The inaugural Summerz End Youth Fest took place on Saturday 5 April and was attended by an estimated 4000 people. The event was intended to showcase the talent of local youth and provide an opportunity for youth to take part in something fun and inclusive, meet and connect with new people and learn about groups and clubs operating in the city.

Bring Young People together

Summerz End was made to bring young people form all walks of life and communities together to express thier identity. The event has a strong cultural dimension.

Summerz End was intended to appeal to youth interested in all kinds of citizenship activities, including culture, sport and technology. Many of the activity stalls also exposed young people to key messages for young people around health and law.

Many groups ran workshops to allow young poeple the opportunity to try things like African drumming, silk screen printing, Sound Indian dance and DJing. Sports like volleyball and dabminton also had stalls to allow young people to get active.

Local stalls

Showing young people talents

The performances were a range of music with a range of talents. There was regge to rock, solo guitarists to choirs and everything in between.

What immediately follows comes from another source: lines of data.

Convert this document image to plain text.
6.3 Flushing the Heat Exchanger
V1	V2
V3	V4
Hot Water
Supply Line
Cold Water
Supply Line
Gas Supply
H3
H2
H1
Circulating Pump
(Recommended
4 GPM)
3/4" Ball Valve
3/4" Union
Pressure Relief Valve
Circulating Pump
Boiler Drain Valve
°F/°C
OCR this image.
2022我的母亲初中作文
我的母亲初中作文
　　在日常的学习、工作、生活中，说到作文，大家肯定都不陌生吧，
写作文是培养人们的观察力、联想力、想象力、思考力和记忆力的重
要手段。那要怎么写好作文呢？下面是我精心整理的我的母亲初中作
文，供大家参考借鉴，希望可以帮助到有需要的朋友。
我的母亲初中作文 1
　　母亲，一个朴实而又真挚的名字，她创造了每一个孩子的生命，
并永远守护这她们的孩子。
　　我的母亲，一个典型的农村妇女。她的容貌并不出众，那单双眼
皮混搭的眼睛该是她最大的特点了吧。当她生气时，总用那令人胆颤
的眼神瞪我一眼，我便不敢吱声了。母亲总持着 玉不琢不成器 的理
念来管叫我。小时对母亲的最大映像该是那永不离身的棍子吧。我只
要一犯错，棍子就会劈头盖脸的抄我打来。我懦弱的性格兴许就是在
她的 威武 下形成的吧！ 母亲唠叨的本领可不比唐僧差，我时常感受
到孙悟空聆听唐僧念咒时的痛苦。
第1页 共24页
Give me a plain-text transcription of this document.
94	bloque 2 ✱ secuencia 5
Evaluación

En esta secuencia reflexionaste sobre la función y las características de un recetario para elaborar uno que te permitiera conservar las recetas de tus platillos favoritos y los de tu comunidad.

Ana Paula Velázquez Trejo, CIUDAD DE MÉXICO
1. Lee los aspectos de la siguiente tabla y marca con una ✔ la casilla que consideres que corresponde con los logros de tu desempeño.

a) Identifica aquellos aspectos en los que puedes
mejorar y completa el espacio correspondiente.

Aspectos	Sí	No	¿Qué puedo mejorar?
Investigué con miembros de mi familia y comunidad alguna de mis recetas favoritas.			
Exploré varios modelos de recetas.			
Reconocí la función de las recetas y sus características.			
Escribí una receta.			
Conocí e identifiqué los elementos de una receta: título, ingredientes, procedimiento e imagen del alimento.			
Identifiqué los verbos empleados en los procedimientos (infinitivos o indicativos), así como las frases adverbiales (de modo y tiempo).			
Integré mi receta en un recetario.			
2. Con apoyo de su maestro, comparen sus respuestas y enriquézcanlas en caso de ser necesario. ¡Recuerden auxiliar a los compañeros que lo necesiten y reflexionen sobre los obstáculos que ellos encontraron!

There was an international fashion show with costumes from all over the globe including India, Kurdistan and Afghanistan.

The arena was decorated with giant murals painted in the lead-up to the event by school and youth groups. These murals constitute Canterbury’s contribution to the international Art Miles movement, which proposes that in painting, people come together and bond.

Who organised it

Summerz End was organised by the Canterbury Refugee Council with the help of University of Canterbury Arts Interns and youth from different groups and communities. It is intended that next year, there will be even greater outreach into youth groups and schools across Canterbury.